Rising senior in high school. Thinks she’s on top of the world. Thinks she has good judgment and makes wise decisions — because she’s all grown up now, of course. Thinks it a marvelous idea to start flirting with a freshman. Even though she’s his peer mentor. Even though his head is more full of hot air than a balloon and even though he rivals Narcissus himself in arrogance. Thinks it an even better idea to fall for this fool and to broadcast it across campus. Gets dumped just shy of a month in to the relationship. Actually counted the days so she knew she was exactly three days short of that illustrious month mark. Mourned the relationship for twice as long as the relationship lasted.

A senior dumped by a freshman.
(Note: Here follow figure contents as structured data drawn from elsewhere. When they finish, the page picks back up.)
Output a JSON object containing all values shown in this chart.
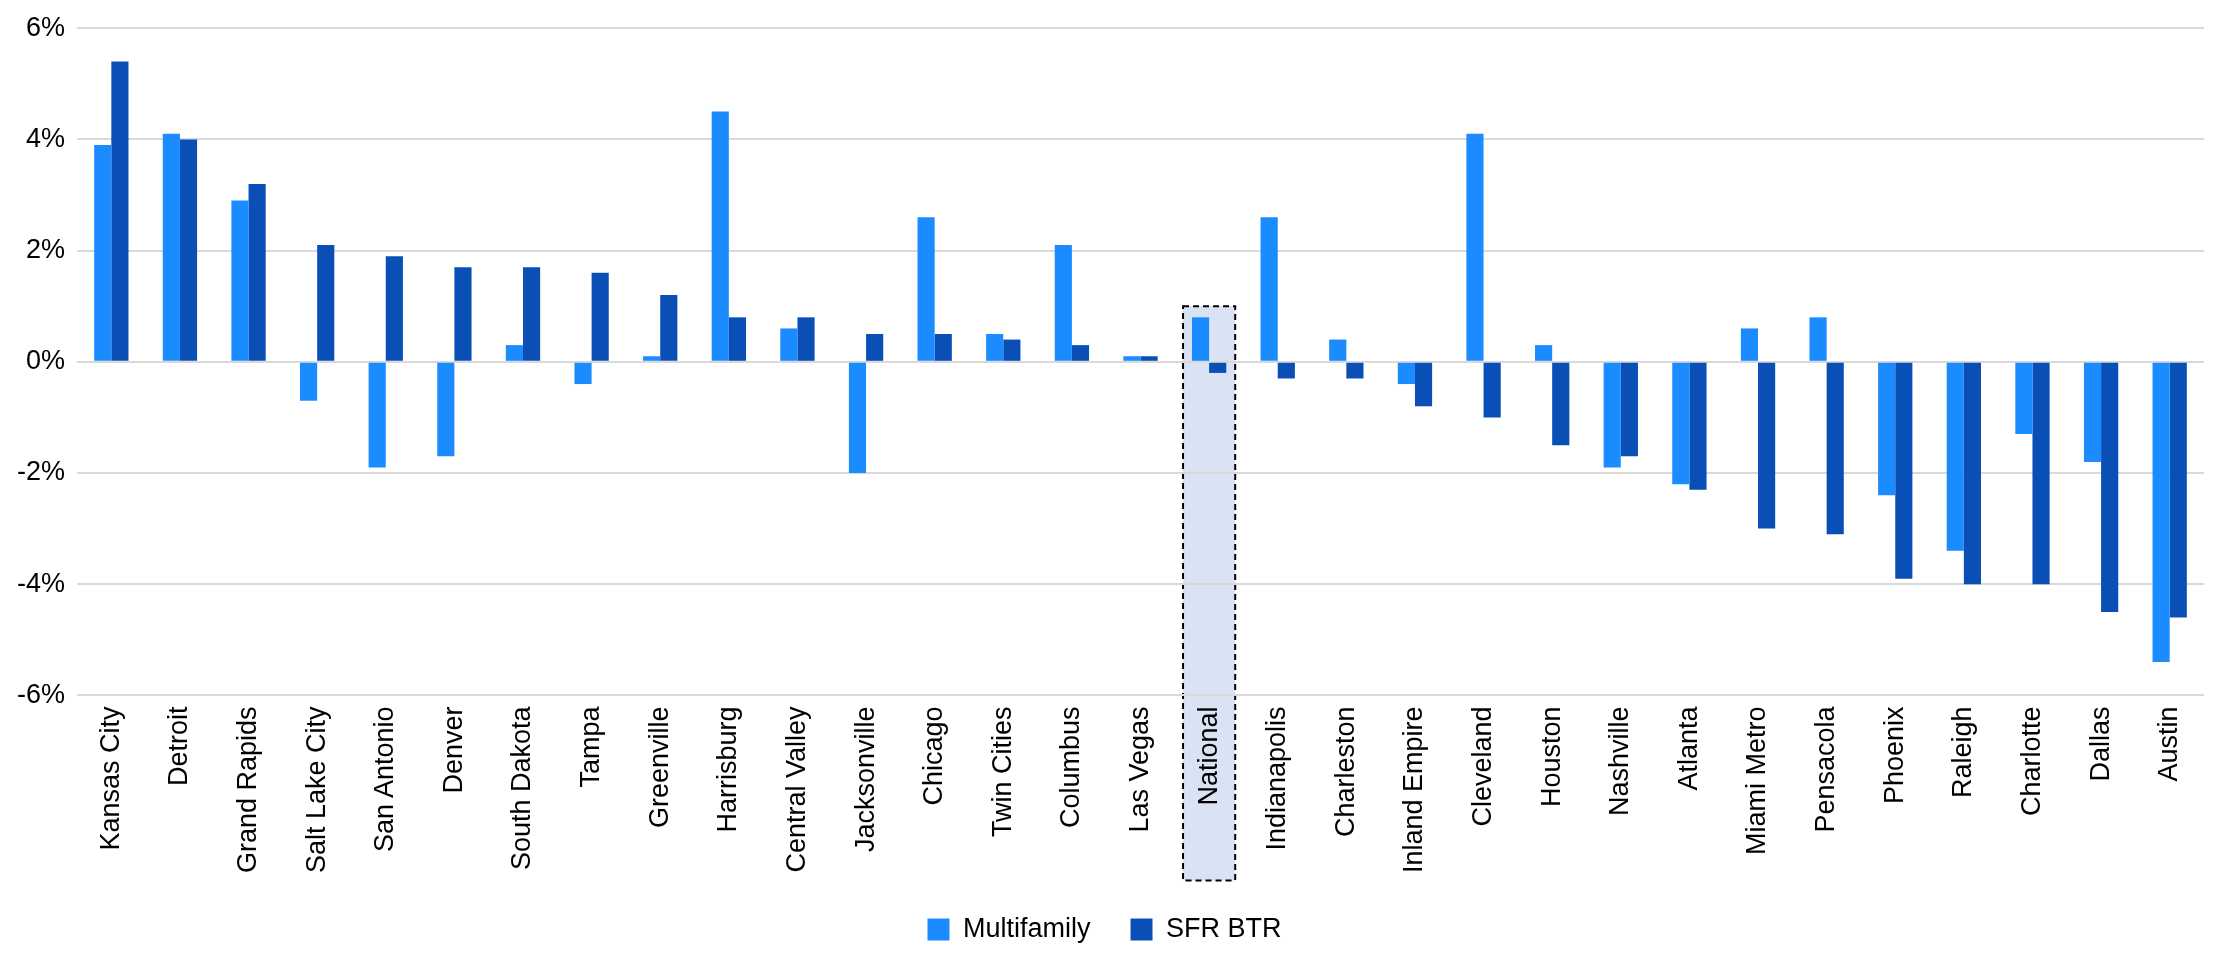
{
  "chart_data": {
    "type": "bar",
    "categories": [
      "Kansas City",
      "Detroit",
      "Grand Rapids",
      "Salt Lake City",
      "San Antonio",
      "Denver",
      "South Dakota",
      "Tampa",
      "Greenville",
      "Harrisburg",
      "Central Valley",
      "Jacksonville",
      "Chicago",
      "Twin Cities",
      "Columbus",
      "Las Vegas",
      "National",
      "Indianapolis",
      "Charleston",
      "Inland Empire",
      "Cleveland",
      "Houston",
      "Nashville",
      "Atlanta",
      "Miami Metro",
      "Pensacola",
      "Phoenix",
      "Raleigh",
      "Charlotte",
      "Dallas",
      "Austin"
    ],
    "series": [
      {
        "name": "Multifamily",
        "color": "#1a8cff",
        "values": [
          3.9,
          4.1,
          2.9,
          -0.7,
          -1.9,
          -1.7,
          0.3,
          -0.4,
          0.1,
          4.5,
          0.6,
          -2.0,
          2.6,
          0.5,
          2.1,
          0.1,
          0.8,
          2.6,
          0.4,
          -0.4,
          4.1,
          0.3,
          -1.9,
          -2.2,
          0.6,
          0.8,
          -2.4,
          -3.4,
          -1.3,
          -1.8,
          -5.4
        ]
      },
      {
        "name": "SFR BTR",
        "color": "#0a4fb5",
        "values": [
          5.4,
          4.0,
          3.2,
          2.1,
          1.9,
          1.7,
          1.7,
          1.6,
          1.2,
          0.8,
          0.8,
          0.5,
          0.5,
          0.4,
          0.3,
          0.1,
          -0.2,
          -0.3,
          -0.3,
          -0.8,
          -1.0,
          -1.5,
          -1.7,
          -2.3,
          -3.0,
          -3.1,
          -3.9,
          -4.0,
          -4.0,
          -4.5,
          -4.6
        ]
      }
    ],
    "ylim": [
      -6,
      6
    ],
    "yticks": [
      {
        "value": -6,
        "label": "-6%"
      },
      {
        "value": -4,
        "label": "-4%"
      },
      {
        "value": -2,
        "label": "-2%"
      },
      {
        "value": 0,
        "label": "0%"
      },
      {
        "value": 2,
        "label": "2%"
      },
      {
        "value": 4,
        "label": "4%"
      },
      {
        "value": 6,
        "label": "6%"
      }
    ],
    "bands": [
      {
        "axis": "x",
        "from": "National",
        "to": "National",
        "color": "#dae3f3"
      }
    ],
    "grid": "y",
    "legend": "bottom"
  }
}
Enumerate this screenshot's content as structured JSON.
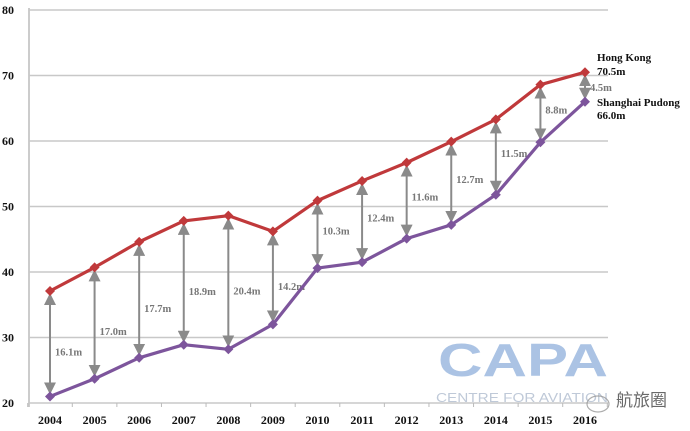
{
  "chart_data": {
    "type": "line",
    "title": "",
    "xlabel": "",
    "ylabel": "",
    "ylim": [
      20,
      80
    ],
    "yticks": [
      "20",
      "30",
      "40",
      "50",
      "60",
      "70",
      "80"
    ],
    "categories": [
      "2004",
      "2005",
      "2006",
      "2007",
      "2008",
      "2009",
      "2010",
      "2011",
      "2012",
      "2013",
      "2014",
      "2015",
      "2016"
    ],
    "grid": true,
    "series": [
      {
        "name": "Hong Kong",
        "end_label": "70.5m",
        "color": "#c0393b",
        "values": [
          37.1,
          40.7,
          44.6,
          47.8,
          48.6,
          46.2,
          50.9,
          53.9,
          56.7,
          59.9,
          63.3,
          68.6,
          70.5
        ]
      },
      {
        "name": "Shanghai Pudong",
        "end_label": "66.0m",
        "color": "#7d559c",
        "values": [
          21.0,
          23.7,
          26.9,
          28.9,
          28.2,
          32.0,
          40.6,
          41.5,
          45.1,
          47.2,
          51.8,
          59.8,
          66.0
        ]
      }
    ],
    "gap_labels": [
      "16.1m",
      "17.0m",
      "17.7m",
      "18.9m",
      "20.4m",
      "14.2m",
      "10.3m",
      "12.4m",
      "11.6m",
      "12.7m",
      "11.5m",
      "8.8m",
      "4.5m"
    ]
  },
  "watermark": {
    "logo": "CAPA",
    "tagline": "CENTRE FOR AVIATION",
    "weibo": "航旅圈"
  }
}
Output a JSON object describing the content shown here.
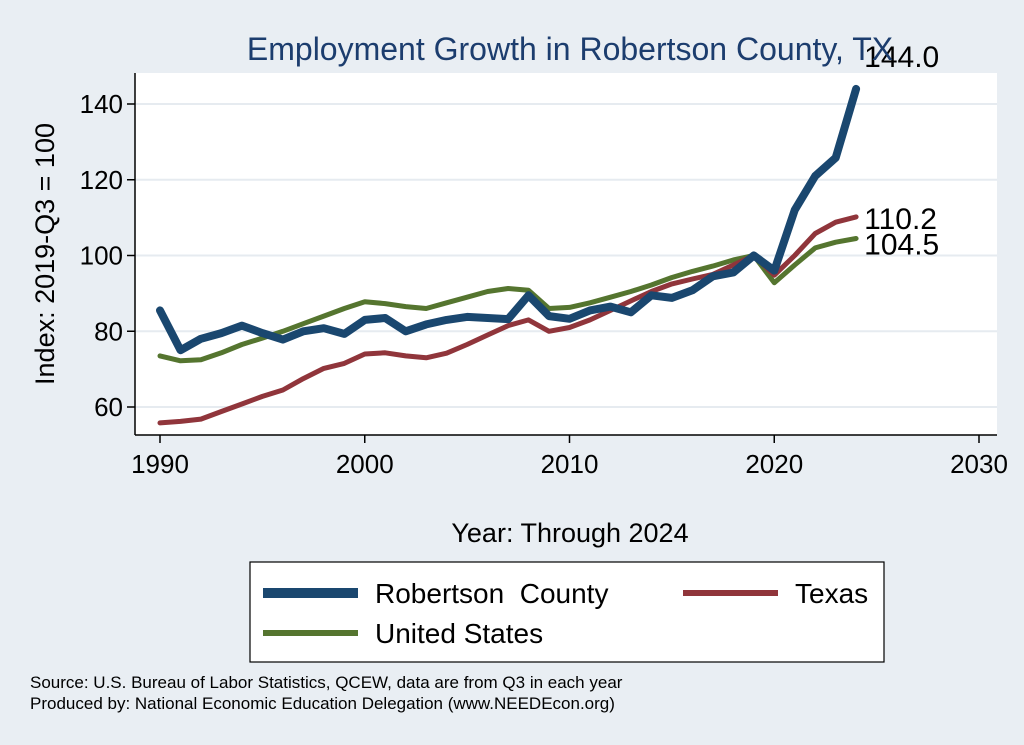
{
  "chart_data": {
    "type": "line",
    "title": "Employment Growth in Robertson County, TX",
    "xlabel": "Year: Through 2024",
    "ylabel": "Index: 2019-Q3 = 100",
    "xlim": [
      1990,
      2030
    ],
    "ylim": [
      52,
      148
    ],
    "x_ticks": [
      1990,
      2000,
      2010,
      2020,
      2030
    ],
    "y_ticks": [
      60,
      80,
      100,
      120,
      140
    ],
    "grid": "horizontal",
    "legend_position": "bottom",
    "x": [
      1990,
      1991,
      1992,
      1993,
      1994,
      1995,
      1996,
      1997,
      1998,
      1999,
      2000,
      2001,
      2002,
      2003,
      2004,
      2005,
      2006,
      2007,
      2008,
      2009,
      2010,
      2011,
      2012,
      2013,
      2014,
      2015,
      2016,
      2017,
      2018,
      2019,
      2020,
      2021,
      2022,
      2023,
      2024
    ],
    "series": [
      {
        "name": "Robertson  County",
        "color": "#1a476f",
        "stroke_weight": "thick",
        "end_label": "144.0",
        "values": [
          85.5,
          75.0,
          78.0,
          79.5,
          81.5,
          79.5,
          77.8,
          80.0,
          80.8,
          79.3,
          83.0,
          83.5,
          80.0,
          81.8,
          83.0,
          83.8,
          83.5,
          83.2,
          89.5,
          84.0,
          83.3,
          85.5,
          86.5,
          85.0,
          89.5,
          88.8,
          90.8,
          94.5,
          95.5,
          100.0,
          96.0,
          112.0,
          121.0,
          125.8,
          144.0
        ]
      },
      {
        "name": "Texas",
        "color": "#90353b",
        "stroke_weight": "medium",
        "end_label": "110.2",
        "values": [
          55.8,
          56.2,
          56.8,
          58.8,
          60.8,
          62.8,
          64.5,
          67.5,
          70.2,
          71.5,
          74.0,
          74.3,
          73.5,
          73.0,
          74.2,
          76.5,
          79.0,
          81.5,
          83.0,
          80.0,
          81.0,
          83.0,
          85.5,
          88.0,
          90.5,
          92.5,
          93.8,
          95.0,
          97.5,
          100.0,
          94.8,
          100.0,
          105.8,
          108.8,
          110.2
        ]
      },
      {
        "name": "United States",
        "color": "#55752f",
        "stroke_weight": "medium",
        "end_label": "104.5",
        "values": [
          73.5,
          72.2,
          72.5,
          74.3,
          76.5,
          78.2,
          80.0,
          82.0,
          84.0,
          86.0,
          87.8,
          87.3,
          86.5,
          86.0,
          87.5,
          89.0,
          90.5,
          91.3,
          90.8,
          86.0,
          86.3,
          87.5,
          89.0,
          90.5,
          92.2,
          94.2,
          95.8,
          97.2,
          98.8,
          100.0,
          92.8,
          97.5,
          102.0,
          103.5,
          104.5
        ]
      }
    ],
    "legend": [
      {
        "label": "Robertson  County"
      },
      {
        "label": "Texas"
      },
      {
        "label": "United States"
      }
    ]
  },
  "footer": {
    "source": "Source: U.S. Bureau of Labor Statistics, QCEW, data are from Q3 in each year",
    "produced_by": "Produced by: National Economic Education Delegation (www.NEEDEcon.org)"
  }
}
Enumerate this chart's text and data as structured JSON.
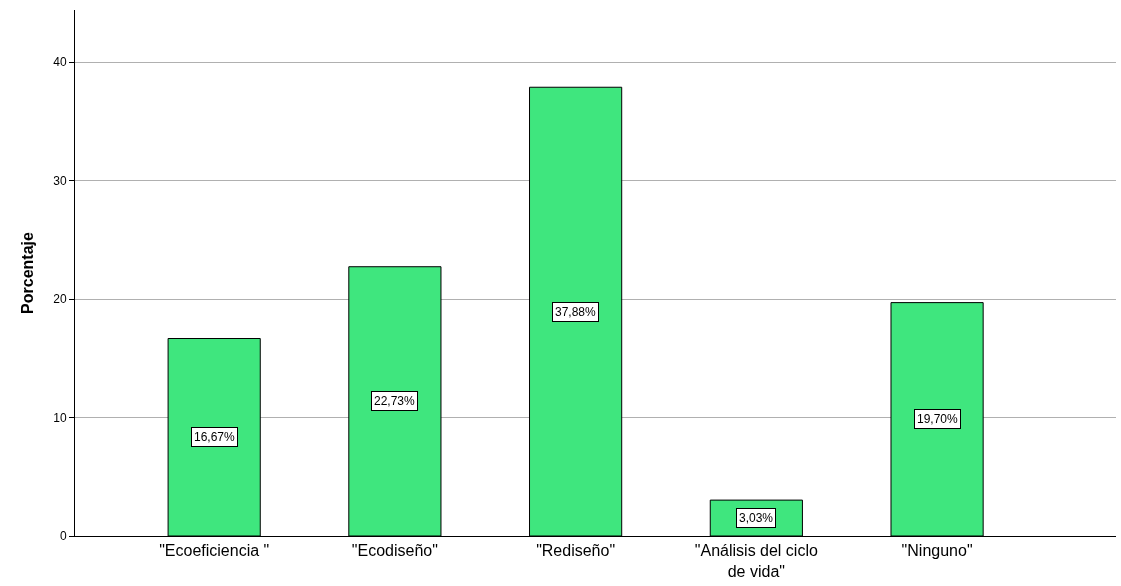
{
  "chart_data": {
    "type": "bar",
    "ylabel": "Porcentaje",
    "categories": [
      "\"Ecoeficiencia \"",
      "\"Ecodiseño\"",
      "\"Rediseño\"",
      "\"Análisis del ciclo de vida\"",
      "\"Ninguno\""
    ],
    "values": [
      16.67,
      22.73,
      37.88,
      3.03,
      19.7
    ],
    "value_labels": [
      "16,67%",
      "22,73%",
      "37,88%",
      "3,03%",
      "19,70%"
    ],
    "color": "#3fe67e",
    "ylim": [
      0,
      44.4
    ],
    "yticks": [
      0,
      10,
      20,
      30,
      40
    ],
    "grid": "y"
  }
}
They almost put it in the year book. I was nearly eternally memorialized as “Class Cougar,” or “Most Popular with the Underclassmen.” It doesn’t get worse than that. If it does, thumbs up to you for being able to read this because you haven’t disintegrated and blown away with the wind.

My point in this ocean of self-deprecation is that my first relationship was meant to manifest into this horrendous, ugly, and woefully embarrassing mess. Just like the first pancake, which is inherently an inedible sore sight. The more pancakes you make after the first one, the prettier and tastier they get. So do your relationships.

You learn how much heat you need on the pan, how much batter to use, how long to leave it cooking, how to expertly flip, and how to get it out of the pan. In the same way, the more relationship experience you gain, the better you get at choosing men and fostering and maintaining quality, fulfilling, healthy relationships. Eventually you’ll make that utterly perfect pancake — with rounded edges, fluffy consistency throughout, and that slides right out of the pan to melt blissfully in your mouth. And then the nightmare of so long ago will all have been worth it, just for this delicious piece of heaven.

So there’s no need to hang up your apron when you set off the fire alarm and permanently crust overly-salted dough to your best non-stick pan that just didn’t do its fucking job. Because there’s no way you can have a pancake worse than the first.

Of course, my next pancake was my first boyfriend’s older brother. Then his cousin.

So maybe pancakes really aren’t my thing. I should try crepes.